Why do you think you allowed Laura and her camera so closely, so intensely, into your life?
Lucky: She knew I was going through a lot of pain and stuff like that and I was still angry. Basically you have to trust someone. If I wanted my story to be heard, I had to stop hiding what had happened to me. I'm an adult now, not a child. I was tired of suffering; I was tired of not being heard. I took a leap of faith and decided to give it a try.
Laura: People are so taken with the bond and the relationship and the access that Lucky gave me. I feel, for me, it's very natural. People are so impressed that people from two seemingly different social worlds can bond. Like, why not? I think people are very surprised when they meet me and they want to talk about how brave I am or whether I was afraid, but I think that says something about them and their outlook. This isn't an anthropological feature, an outsider studying a subject, but a woman talking eye-to-eye with another woman. I think a lot of the barriers are broken down in those ways. I hope the film has a very first person, eye-level with Lucky rather than 'let me study this woman'. She's such a personality, she has such a presence that I wanted her to speak for herself.

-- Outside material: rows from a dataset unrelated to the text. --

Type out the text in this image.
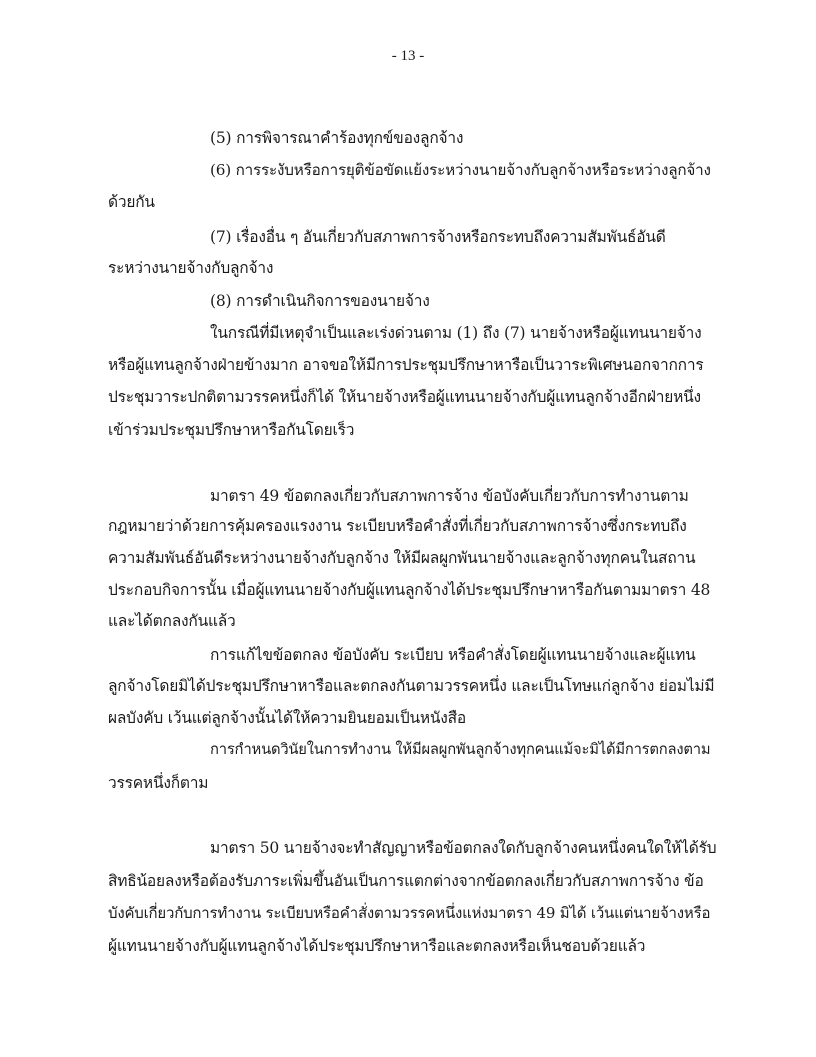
- 13 -
(5) การพิจารณาคำร้องทุกข์ของลูกจ้าง
(6) การระงับหรือการยุติข้อขัดแย้งระหว่างนายจ้างกับลูกจ้างหรือระหว่างลูกจ้าง
ด้วยกัน
(7) เรื่องอื่น ๆ อันเกี่ยวกับสภาพการจ้างหรือกระทบถึงความสัมพันธ์อันดี
ระหว่างนายจ้างกับลูกจ้าง
(8) การดำเนินกิจการของนายจ้าง
ในกรณีที่มีเหตุจำเป็นและเร่งด่วนตาม (1) ถึง (7) นายจ้างหรือผู้แทนนายจ้าง
หรือผู้แทนลูกจ้างฝ่ายข้างมาก อาจขอให้มีการประชุมปรึกษาหารือเป็นวาระพิเศษนอกจากการ
ประชุมวาระปกติตามวรรคหนึ่งก็ได้ ให้นายจ้างหรือผู้แทนนายจ้างกับผู้แทนลูกจ้างอีกฝ่ายหนึ่ง
เข้าร่วมประชุมปรึกษาหารือกันโดยเร็ว
มาตรา 49 ข้อตกลงเกี่ยวกับสภาพการจ้าง ข้อบังคับเกี่ยวกับการทำงานตาม
กฎหมายว่าด้วยการคุ้มครองแรงงาน ระเบียบหรือคำสั่งที่เกี่ยวกับสภาพการจ้างซึ่งกระทบถึง
ความสัมพันธ์อันดีระหว่างนายจ้างกับลูกจ้าง ให้มีผลผูกพันนายจ้างและลูกจ้างทุกคนในสถาน
ประกอบกิจการนั้น เมื่อผู้แทนนายจ้างกับผู้แทนลูกจ้างได้ประชุมปรึกษาหารือกันตามมาตรา 48
และได้ตกลงกันแล้ว
การแก้ไขข้อตกลง ข้อบังคับ ระเบียบ หรือคำสั่งโดยผู้แทนนายจ้างและผู้แทน
ลูกจ้างโดยมิได้ประชุมปรึกษาหารือและตกลงกันตามวรรคหนึ่ง และเป็นโทษแก่ลูกจ้าง ย่อมไม่มี
ผลบังคับ เว้นแต่ลูกจ้างนั้นได้ให้ความยินยอมเป็นหนังสือ
การกำหนดวินัยในการทำงาน ให้มีผลผูกพันลูกจ้างทุกคนแม้จะมิได้มีการตกลงตาม
วรรคหนึ่งก็ตาม
มาตรา 50 นายจ้างจะทำสัญญาหรือข้อตกลงใดกับลูกจ้างคนหนึ่งคนใดให้ได้รับ
สิทธิน้อยลงหรือต้องรับภาระเพิ่มขึ้นอันเป็นการแตกต่างจากข้อตกลงเกี่ยวกับสภาพการจ้าง ข้อ
บังคับเกี่ยวกับการทำงาน ระเบียบหรือคำสั่งตามวรรคหนึ่งแห่งมาตรา 49 มิได้ เว้นแต่นายจ้างหรือ
ผู้แทนนายจ้างกับผู้แทนลูกจ้างได้ประชุมปรึกษาหารือและตกลงหรือเห็นชอบด้วยแล้ว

And she felt like a film star too, you know? Lucky; she's really tough, she's not a typical hero, she's certainly not a typical woman that we see onscreen.
What did you want the film to achieve? Conversation? Awareness?
Lucky: What I'm trying to put out is that for those who are going for something, I hope they at least confide in someone. I'm also trying to put out the message to those who walk into people's lives, don't only walk in with your feet, walk in with your heart. If you leave someone that's damaged already, what happens to that person if they commit suicide or die? Do you know how many people have been in my life, in my 31 years of living? I've had so many people be in my life and promise they won't hurt me, and they won't leave me by myself. And then they do. Don't judge a book by its cover. Just because I dress with style and have tattoos or carry myself in a certain way, that's because I don't want people to know the pain I'm going through. You gotta believe in something and we all need someone to believe in us, because life isn't easy. This world is turning cold. I'm really tired of suffering and hurting. I've been through what I've been though and I'll still trying to hold it together. I know a lot of homeless people and every month when I get my cheque, I go and I buy food for the homeless. I know what it is not to eat. I know what is it not to have a roof over your head. I know what it is not to sleep. I know what it is to not have a family.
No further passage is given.